Doe je ook nog iets met geschiedenis? “Ja, ik heb me naast mijn werk ook altijd met geschiedenis beziggehouden.Zo heb ik een boek geschreven over de jodenvervolging in Twente. Ik koos geschiedenis omdat dat het allerleukste vak is. Ik heb me nooit zorgen gemaakt over wat ik ermee kon worden. Op de middelbare school wist ik: ik ga op kamers in Amsterdam en ik ga geschiedenis studeren.”

Welke vakken waren doorbijten? “Met oude geschiedenis, zoals archeologie of de middeleeuwen, had ik niet zo veel. Ik vond het soms lastig me in te leven in gebeurtenissen die zo ver terug liggen. Ik houd vooral van moderne geschiedenis, waarvan je de gevolgen nog terugziet in de wereld van vandaag.”

Hoe zag het op kamers wonen eruit? “Ik ben als student veel verhuisd. Mijn laatste drie kamers waren in De Pijp, waar ik nu nog steeds woon. Dat is echt mijn buurt geworden. Ik ging veel uit, maar zeker niet alleen in Amsterdam. Mijn vrienden woonden verspreid over Nederland, waardoor ik de ene week ging stappen in Utrecht en de andere in Leiden of Delft.”

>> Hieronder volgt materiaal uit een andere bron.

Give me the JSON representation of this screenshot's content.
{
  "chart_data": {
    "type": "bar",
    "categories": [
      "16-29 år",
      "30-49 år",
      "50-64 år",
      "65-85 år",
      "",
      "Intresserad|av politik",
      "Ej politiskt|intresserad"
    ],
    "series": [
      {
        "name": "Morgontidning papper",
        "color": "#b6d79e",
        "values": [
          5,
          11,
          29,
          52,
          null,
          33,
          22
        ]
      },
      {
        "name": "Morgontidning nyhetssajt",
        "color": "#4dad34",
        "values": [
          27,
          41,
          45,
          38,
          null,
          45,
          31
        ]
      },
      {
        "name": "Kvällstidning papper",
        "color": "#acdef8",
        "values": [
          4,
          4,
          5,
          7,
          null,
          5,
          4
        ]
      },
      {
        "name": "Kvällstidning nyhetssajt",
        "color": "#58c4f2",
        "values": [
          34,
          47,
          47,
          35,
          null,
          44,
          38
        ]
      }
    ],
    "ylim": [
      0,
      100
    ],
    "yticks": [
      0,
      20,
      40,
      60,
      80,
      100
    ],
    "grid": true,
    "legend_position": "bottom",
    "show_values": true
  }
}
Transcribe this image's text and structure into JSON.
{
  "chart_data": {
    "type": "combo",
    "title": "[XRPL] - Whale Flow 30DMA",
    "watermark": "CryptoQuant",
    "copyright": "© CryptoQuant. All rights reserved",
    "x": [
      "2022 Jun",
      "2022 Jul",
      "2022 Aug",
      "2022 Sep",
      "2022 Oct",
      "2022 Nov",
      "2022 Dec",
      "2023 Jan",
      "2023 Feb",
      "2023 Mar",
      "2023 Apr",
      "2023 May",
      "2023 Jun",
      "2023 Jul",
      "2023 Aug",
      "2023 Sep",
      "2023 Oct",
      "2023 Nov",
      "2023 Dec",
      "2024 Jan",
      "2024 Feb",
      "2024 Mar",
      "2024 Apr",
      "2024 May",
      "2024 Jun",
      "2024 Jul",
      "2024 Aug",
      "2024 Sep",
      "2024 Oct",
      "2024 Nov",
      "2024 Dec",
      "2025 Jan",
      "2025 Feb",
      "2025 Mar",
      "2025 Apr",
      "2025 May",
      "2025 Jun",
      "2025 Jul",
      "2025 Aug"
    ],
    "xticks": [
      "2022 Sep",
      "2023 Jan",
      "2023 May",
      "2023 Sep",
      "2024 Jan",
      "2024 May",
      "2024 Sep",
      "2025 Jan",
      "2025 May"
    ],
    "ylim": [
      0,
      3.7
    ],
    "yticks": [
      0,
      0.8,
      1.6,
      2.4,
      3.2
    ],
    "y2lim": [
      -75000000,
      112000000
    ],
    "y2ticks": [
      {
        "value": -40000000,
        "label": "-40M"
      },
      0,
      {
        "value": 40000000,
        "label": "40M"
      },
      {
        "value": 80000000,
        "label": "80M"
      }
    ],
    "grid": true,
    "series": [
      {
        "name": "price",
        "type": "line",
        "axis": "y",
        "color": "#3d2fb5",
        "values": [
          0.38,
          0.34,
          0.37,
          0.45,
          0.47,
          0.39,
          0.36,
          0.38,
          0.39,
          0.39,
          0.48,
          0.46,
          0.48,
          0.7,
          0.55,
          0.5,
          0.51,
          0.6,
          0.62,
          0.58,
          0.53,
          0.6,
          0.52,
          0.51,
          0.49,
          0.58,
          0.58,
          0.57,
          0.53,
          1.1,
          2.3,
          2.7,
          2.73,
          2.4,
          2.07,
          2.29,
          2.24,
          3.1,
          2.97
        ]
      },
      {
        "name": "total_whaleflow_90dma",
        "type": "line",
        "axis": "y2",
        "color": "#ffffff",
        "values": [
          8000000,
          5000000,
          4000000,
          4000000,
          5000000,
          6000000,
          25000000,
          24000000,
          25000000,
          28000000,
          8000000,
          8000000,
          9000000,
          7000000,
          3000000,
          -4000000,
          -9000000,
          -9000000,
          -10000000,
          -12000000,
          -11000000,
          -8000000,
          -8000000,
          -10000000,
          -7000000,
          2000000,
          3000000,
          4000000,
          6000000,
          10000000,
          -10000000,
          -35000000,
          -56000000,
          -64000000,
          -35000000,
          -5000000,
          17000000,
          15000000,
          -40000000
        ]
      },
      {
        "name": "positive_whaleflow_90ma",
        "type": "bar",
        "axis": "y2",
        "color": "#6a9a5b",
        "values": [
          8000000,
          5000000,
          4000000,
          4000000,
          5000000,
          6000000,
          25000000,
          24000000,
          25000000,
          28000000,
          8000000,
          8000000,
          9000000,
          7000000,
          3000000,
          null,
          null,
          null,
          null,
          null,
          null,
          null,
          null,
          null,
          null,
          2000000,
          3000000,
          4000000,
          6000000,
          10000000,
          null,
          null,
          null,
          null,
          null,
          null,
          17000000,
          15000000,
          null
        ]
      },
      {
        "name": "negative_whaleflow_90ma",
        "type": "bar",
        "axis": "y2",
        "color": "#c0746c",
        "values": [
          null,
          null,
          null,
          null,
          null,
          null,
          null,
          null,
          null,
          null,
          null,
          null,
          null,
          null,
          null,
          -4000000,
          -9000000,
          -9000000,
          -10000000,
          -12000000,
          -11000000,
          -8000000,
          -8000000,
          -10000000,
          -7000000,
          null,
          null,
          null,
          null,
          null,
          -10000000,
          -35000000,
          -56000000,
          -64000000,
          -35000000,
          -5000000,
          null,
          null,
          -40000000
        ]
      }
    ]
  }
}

ERIK SOMERS (1958), AFGESTUDEERD IN 1986
‘De VU met zijn grauwe gebouwen en koffiepunten ontvluchtte ik zo vaak mogelijk’
Erik Somers

Wat doe je bij het NIOD“Ik ben onderzoeker en houd me vooral bezig met hoe het verhaal van de oorlog een breed publiek bereikt. Zo werk ik met musea samen bij het presenteren van hun collectie, op een manier die ook jongere generaties aanspreekt. De tentoonstelling ‘Koloniale Oorlog 1945-1945 – Gewenst en ongewenst beeld’, nu te zien in het Verzetsmuseum in Amsterdam, heb ik mede ontworpen.” 

Hoe kwam je hier terecht? “Via mijn docent geschiedenis op de middelbare school. Ik had een goede band met hem en hij bezorgde me een baan als werkstudent bij het NIOD. Hier wilde ik later graag werken, dus ik was meteen op de plek van mijn droombaan.”

Had je ook zo’n goede band met een VU-docent? “Jazeker, Gjalt Zondergeld spreek ik nog steeds. Hij was destijds docent nieuwste geschiedenis. Een heel bevlogen man. Ook was hij heel progressief, wat begin jaren tachtig op de VU behoorlijk bijzonder was. Hij nam studenten elk jaar mee naar de IJzerbedevaart in Diksmuiden, waar Vlaamse slachtoffers van de Eerste Wereldoorlog worden herdacht. Destijds trok deze bedevaart veel neofascististen aan. Gjalt wilde zo laten zien hoe het verleden misbruikt kan worden. Nu is hij gepensioneerd, maar hij doet nog steeds onderzoek en vraagt me regelmatig om advies. Eigenlijk zijn de rollen nu dus omgedraaid.”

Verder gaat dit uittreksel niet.